Looking at the titles of past productions of the Living Theatre is like following a history of the American avant garde. Early on, they staged works by Auden, Brecht and Ezra Pound, but it was their 1959 production of Jack Gelber’s The Connection that really put this company on the map. A sprawling mess of a play, it traps the audience in a space with four anxious junkies waiting for their heroin fix; four jazz musicians play periodically throughout, and the junkies themselves take “solo” turns to the audience, confessing their sins and sometimes just stalling for time, as a cameraman films them for a documentary. The play seeks to implicate us in the exploitation of this filming and give us a taste of the junkie’s drive for transcendence, all the while laying out the ugliness and sheer boredom of sitting around and getting strung-out.
The Connection is a text for theater historians; it was an event of its time. In 1959, drug addiction was still a fairly daring subject, and it was shocking to hear words like “fuck” and “shit” in the theater. In this 50th-anniversary production of the play, directed by the company’s estimable founder, Judith Malina, there’s been little attempt to update the attitudes or the lingo; the junkies say things like “come off it” when they’re irritated, rail against “squares” and keep asking us if we “dig” this or that. A hipster-ish looking guy brings out a small record player and spins some scratchy Charlie Parker before the jazz group on stage starts to jam, and when they actually play, we keep waiting for echoes of Parker, just as we try to imagine the impact of the original production when the actors speak.

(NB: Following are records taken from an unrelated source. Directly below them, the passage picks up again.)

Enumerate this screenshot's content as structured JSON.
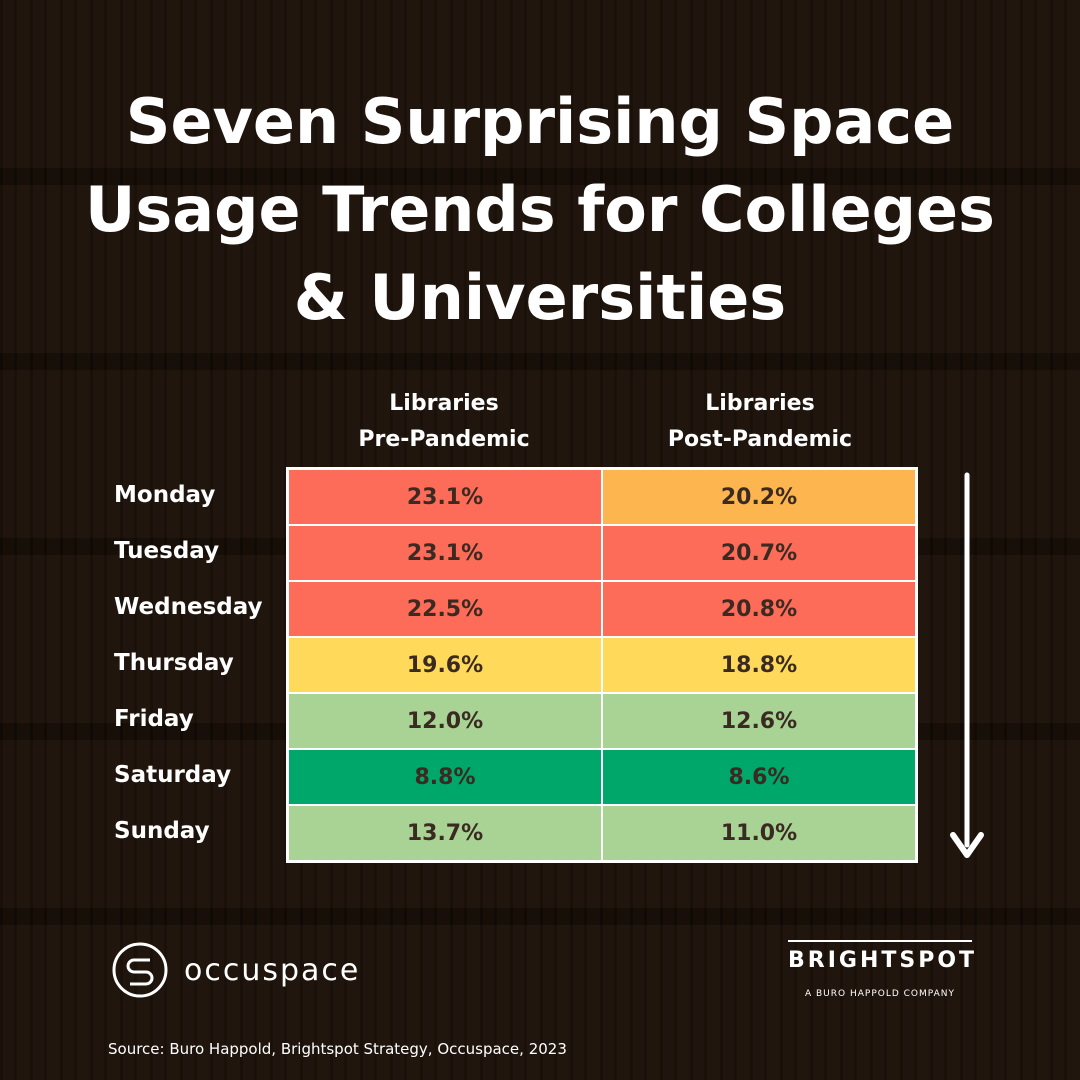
{
  "header": {
    "title": "Seven Surprising Space\nUsage Trends for Colleges\n& Universities"
  },
  "table": {
    "columns": [
      "Libraries\nPre-Pandemic",
      "Libraries\nPost-Pandemic"
    ],
    "rows": [
      [
        "Monday",
        "23.1%",
        "20.2%"
      ],
      [
        "Tuesday",
        "23.1%",
        "20.7%"
      ],
      [
        "Wednesday",
        "22.5%",
        "20.8%"
      ],
      [
        "Thursday",
        "19.6%",
        "18.8%"
      ],
      [
        "Friday",
        "12.0%",
        "12.6%"
      ],
      [
        "Saturday",
        "8.8%",
        "8.6%"
      ],
      [
        "Sunday",
        "13.7%",
        "11.0%"
      ]
    ],
    "cell_colors": [
      [
        "#fd6b59",
        "#fdb64f"
      ],
      [
        "#fd6b59",
        "#fd6b59"
      ],
      [
        "#fd6b59",
        "#fd6b59"
      ],
      [
        "#ffda5a",
        "#ffda5a"
      ],
      [
        "#a8d395",
        "#a8d395"
      ],
      [
        "#00a76a",
        "#00a76a"
      ],
      [
        "#a8d395",
        "#a8d395"
      ]
    ]
  },
  "logos": {
    "left": "occuspace",
    "right": "BRIGHTSPOT",
    "right_tagline": "A BURO HAPPOLD COMPANY"
  },
  "source": "Source: Buro Happold, Brightspot Strategy, Occuspace, 2023"
}
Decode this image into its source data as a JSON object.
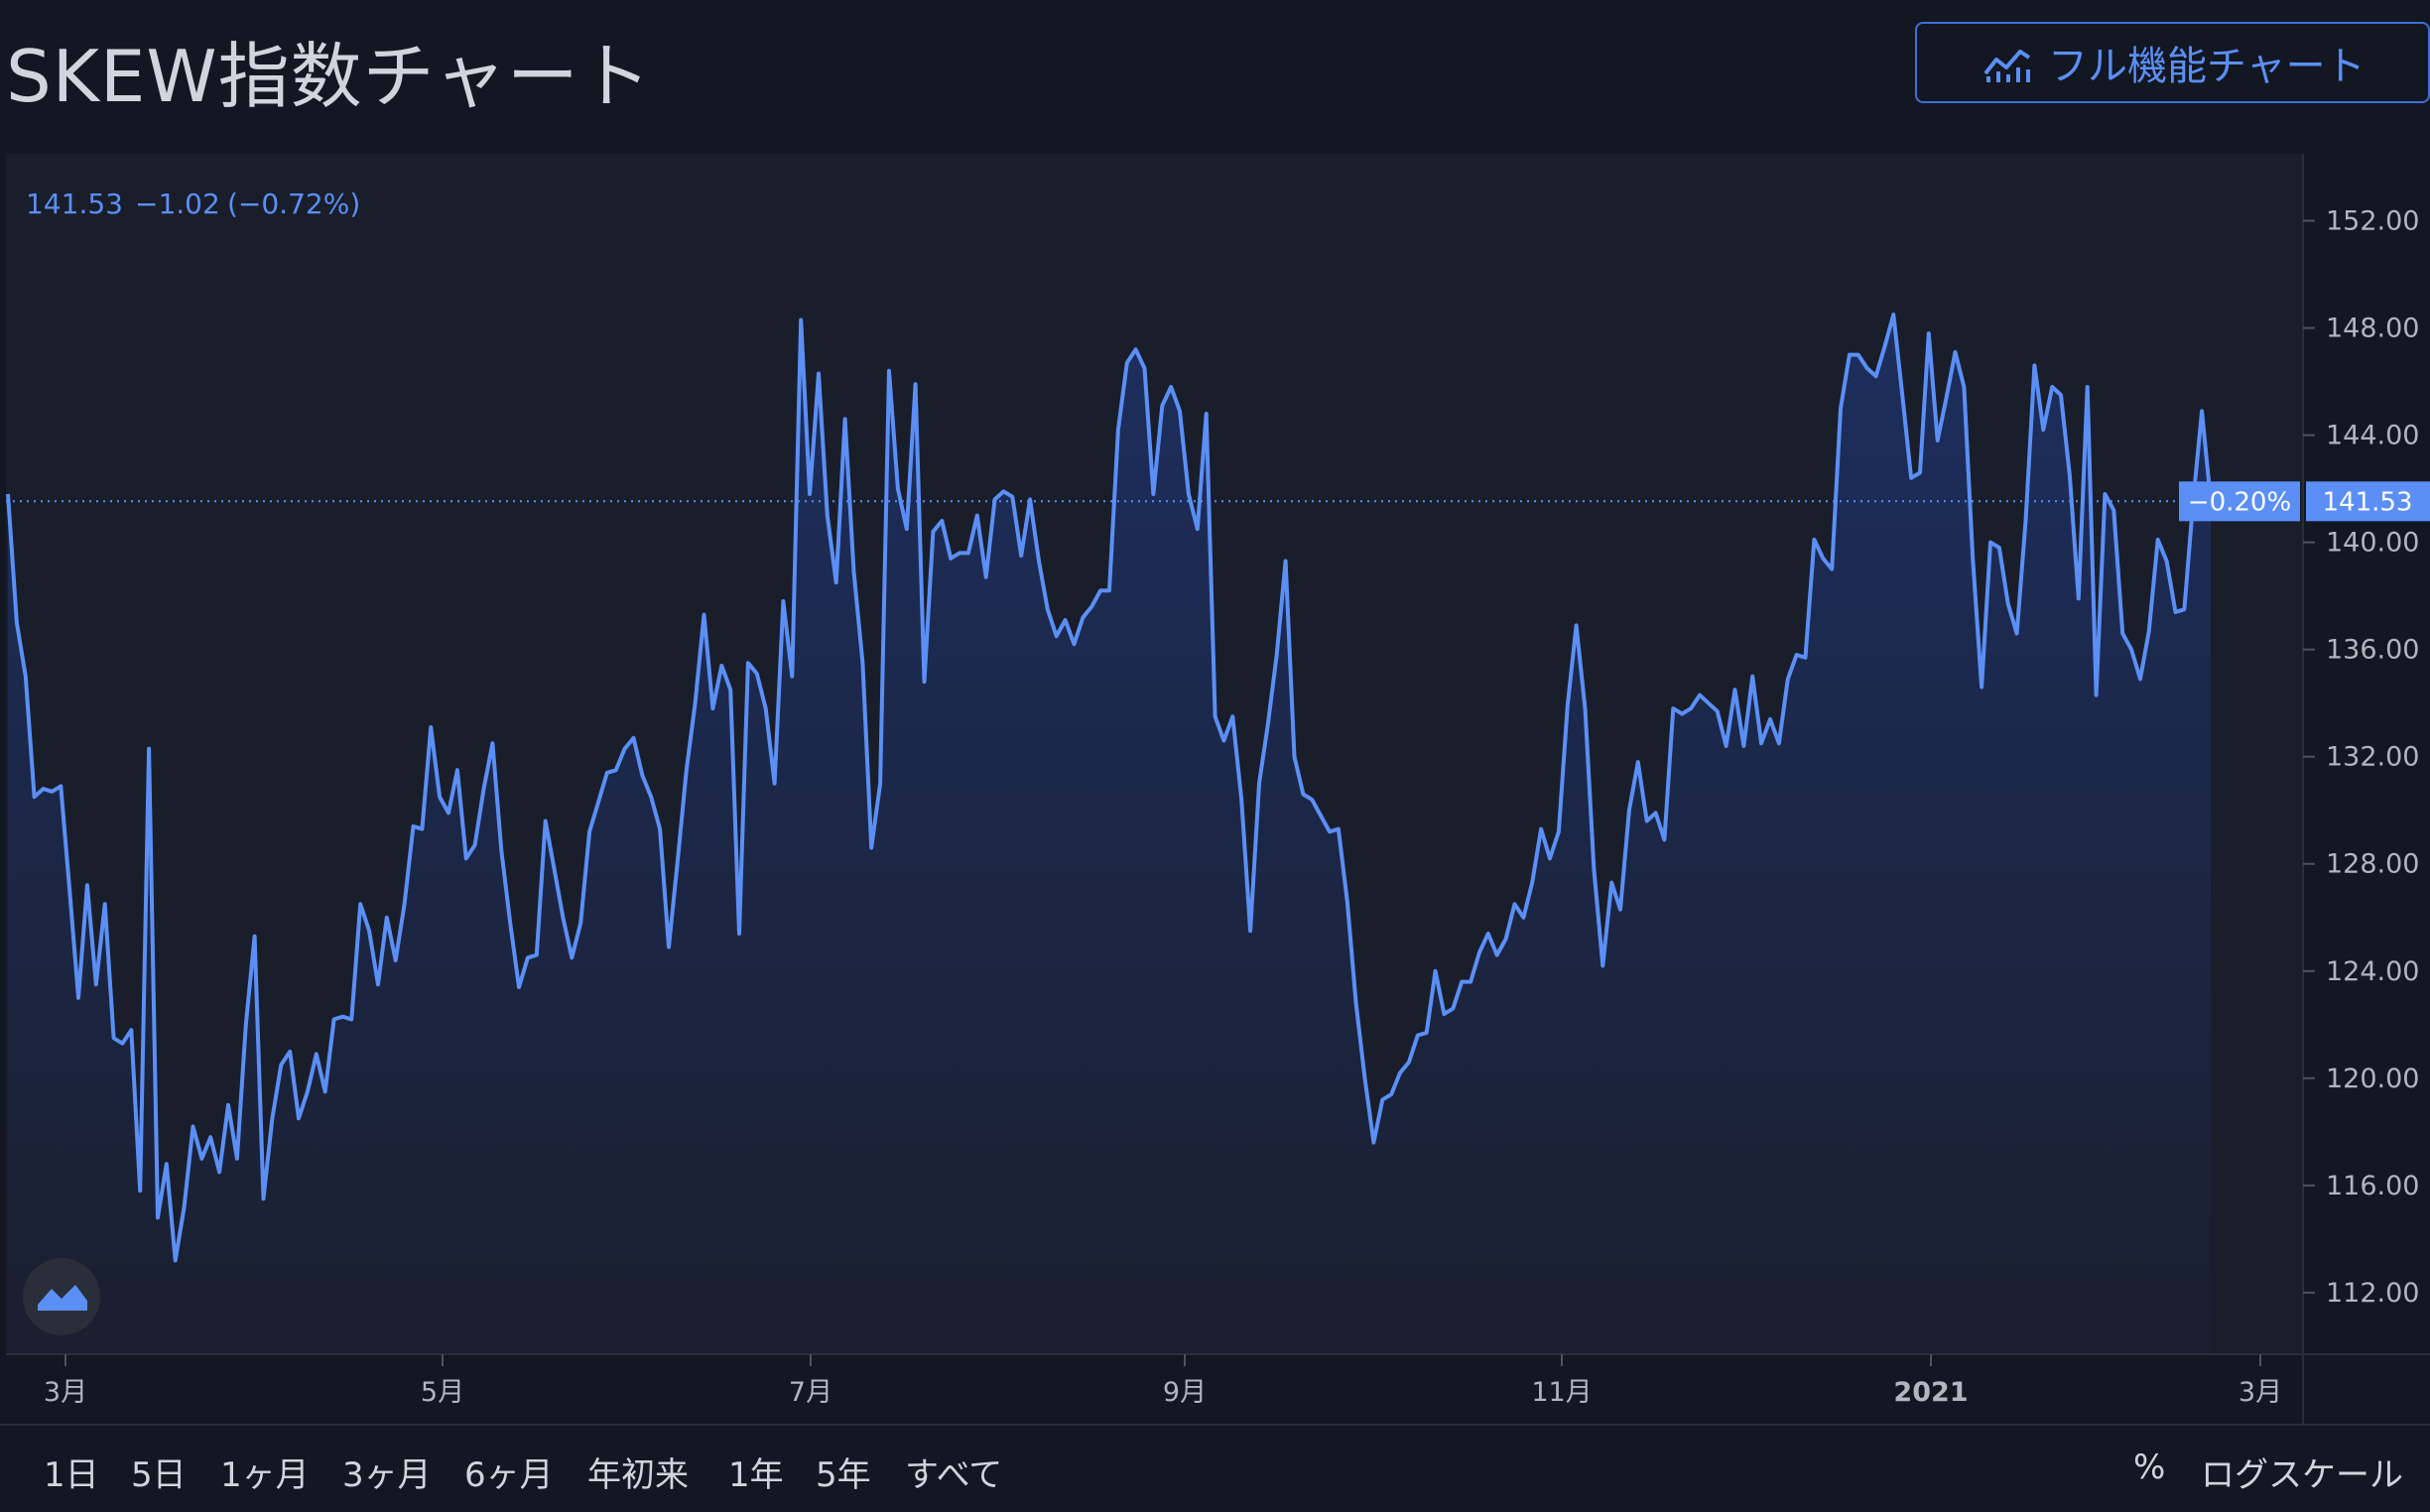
{
  "header": {
    "title": "SKEW指数チャート",
    "full_chart_button": "フル機能チャート"
  },
  "legend": {
    "price": "141.53",
    "change": "−1.02",
    "change_pct": "(−0.72%)"
  },
  "price_marker": {
    "pct": "−0.20%",
    "price": "141.53"
  },
  "timeframes": [
    "1日",
    "5日",
    "1ヶ月",
    "3ヶ月",
    "6ヶ月",
    "年初来",
    "1年",
    "5年",
    "すべて"
  ],
  "scale_controls": {
    "percent": "%",
    "log": "ログスケール"
  },
  "colors": {
    "line": "#5b8ff5",
    "background": "#131722",
    "marker": "#5b8ff5"
  },
  "icons": {
    "full_chart": "chart-line-icon",
    "logo": "tradingview-logo-icon"
  },
  "chart_data": {
    "type": "area",
    "y_ticks": [
      "112.00",
      "116.00",
      "120.00",
      "124.00",
      "128.00",
      "132.00",
      "136.00",
      "140.00",
      "144.00",
      "148.00",
      "152.00"
    ],
    "x_ticks": [
      "3月",
      "5月",
      "7月",
      "9月",
      "11月",
      "2021",
      "3月"
    ],
    "ylim": [
      109.7,
      154.5
    ],
    "last_value": 141.53,
    "values": [
      141.8,
      137,
      135,
      130.5,
      130.8,
      130.7,
      130.9,
      127,
      123,
      127.2,
      123.5,
      126.5,
      121.5,
      121.3,
      121.8,
      115.8,
      132.3,
      114.8,
      116.8,
      113.2,
      115.2,
      118.2,
      117,
      117.8,
      116.5,
      119,
      117,
      122,
      125.3,
      115.5,
      118.5,
      120.5,
      121,
      118.5,
      119.5,
      120.9,
      119.5,
      122.2,
      122.3,
      122.2,
      126.5,
      125.5,
      123.5,
      126,
      124.4,
      126.5,
      129.4,
      129.3,
      133.1,
      130.5,
      129.9,
      131.5,
      128.2,
      128.7,
      130.8,
      132.5,
      128.5,
      125.8,
      123.4,
      124.5,
      124.6,
      129.6,
      127.8,
      126,
      124.5,
      125.8,
      129.2,
      130.3,
      131.4,
      131.5,
      132.3,
      132.7,
      131.3,
      130.5,
      129.3,
      124.9,
      128.1,
      131.5,
      134,
      137.3,
      133.8,
      135.4,
      134.5,
      125.4,
      135.5,
      135.1,
      133.8,
      131,
      137.8,
      135,
      148.3,
      141.8,
      146.3,
      141,
      138.5,
      144.6,
      138.9,
      135.5,
      128.6,
      131,
      146.4,
      142,
      140.5,
      145.9,
      134.8,
      140.4,
      140.8,
      139.4,
      139.6,
      139.6,
      141,
      138.7,
      141.6,
      141.9,
      141.7,
      139.5,
      141.6,
      139.3,
      137.5,
      136.5,
      137.1,
      136.2,
      137.2,
      137.6,
      138.2,
      138.2,
      144.2,
      146.7,
      147.2,
      146.5,
      141.8,
      145.1,
      145.8,
      144.9,
      141.8,
      140.5,
      144.8,
      133.5,
      132.6,
      133.5,
      130.4,
      125.5,
      131,
      133.2,
      135.8,
      139.3,
      132,
      130.6,
      130.4,
      129.8,
      129.2,
      129.3,
      126.6,
      122.8,
      120,
      117.6,
      119.2,
      119.4,
      120.2,
      120.6,
      121.6,
      121.7,
      124,
      122.4,
      122.6,
      123.6,
      123.6,
      124.7,
      125.4,
      124.6,
      125.2,
      126.5,
      126,
      127.3,
      129.3,
      128.2,
      129.2,
      133.9,
      136.9,
      133.8,
      127.8,
      124.2,
      127.3,
      126.3,
      130,
      131.8,
      129.6,
      129.9,
      128.9,
      133.8,
      133.6,
      133.8,
      134.3,
      134,
      133.7,
      132.4,
      134.5,
      132.4,
      135,
      132.5,
      133.4,
      132.5,
      134.9,
      135.8,
      135.7,
      140.1,
      139.4,
      139,
      145,
      147,
      147,
      146.5,
      146.2,
      147.3,
      148.5,
      145.5,
      142.4,
      142.6,
      147.8,
      143.8,
      145.4,
      147.1,
      145.8,
      139.4,
      134.6,
      140,
      139.8,
      137.7,
      136.6,
      140.8,
      146.6,
      144.2,
      145.8,
      145.5,
      142.5,
      137.9,
      145.8,
      134.3,
      141.8,
      141.2,
      136.6,
      136,
      134.9,
      136.7,
      140.1,
      139.3,
      137.4,
      137.5,
      141.5,
      144.9,
      141.53
    ]
  }
}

Being an audience member at The Connection is an arduous experience; the play lasts close to three hours, much of which is spent listening to jazz and watching the actors self-consciously “listen” to the music when they aren’t staring off into space, also self-consciously, or acting jittery (in the first act) or ecstatically wasted (in the second act). The first twenty minutes or so are disastrous, filled with stilted line readings and aimless fidgeting, but most of the performers improve as the play goes on. And on. In the second act, especially, the audience began to seem as restless and tired-out as the actors on stage; one blond girl in front of me kept changing her seat and rearranging her coat, and I felt more for her agony than for any of the mostly pretend agony of the actors.
Malina sat in the first row for the first act, her sensual face alive to the pulse of the music. She comes on in the second act as Sister Salvation, a religious woman out to save some souls; her eyes sparkle with childlike belief in what she’s doing and she manages to be quietly touching when she speaks of the expense of her funeral. When one of the junkies does a heroin fix on stage at the end, and the saxophonist blares out some music as he starts to feel the high, The Connection itself hits a high level of identification with music and drugs and the search for satisfaction, but this new production only proves that the play and the experience of it hasn’t held up, or at least cannot be replicated for us now. What’s left is an idea of unstructured, Beat-type theater that might still have some juice if the actors involved were more convincing in all the endless moment-to-moment tableaux.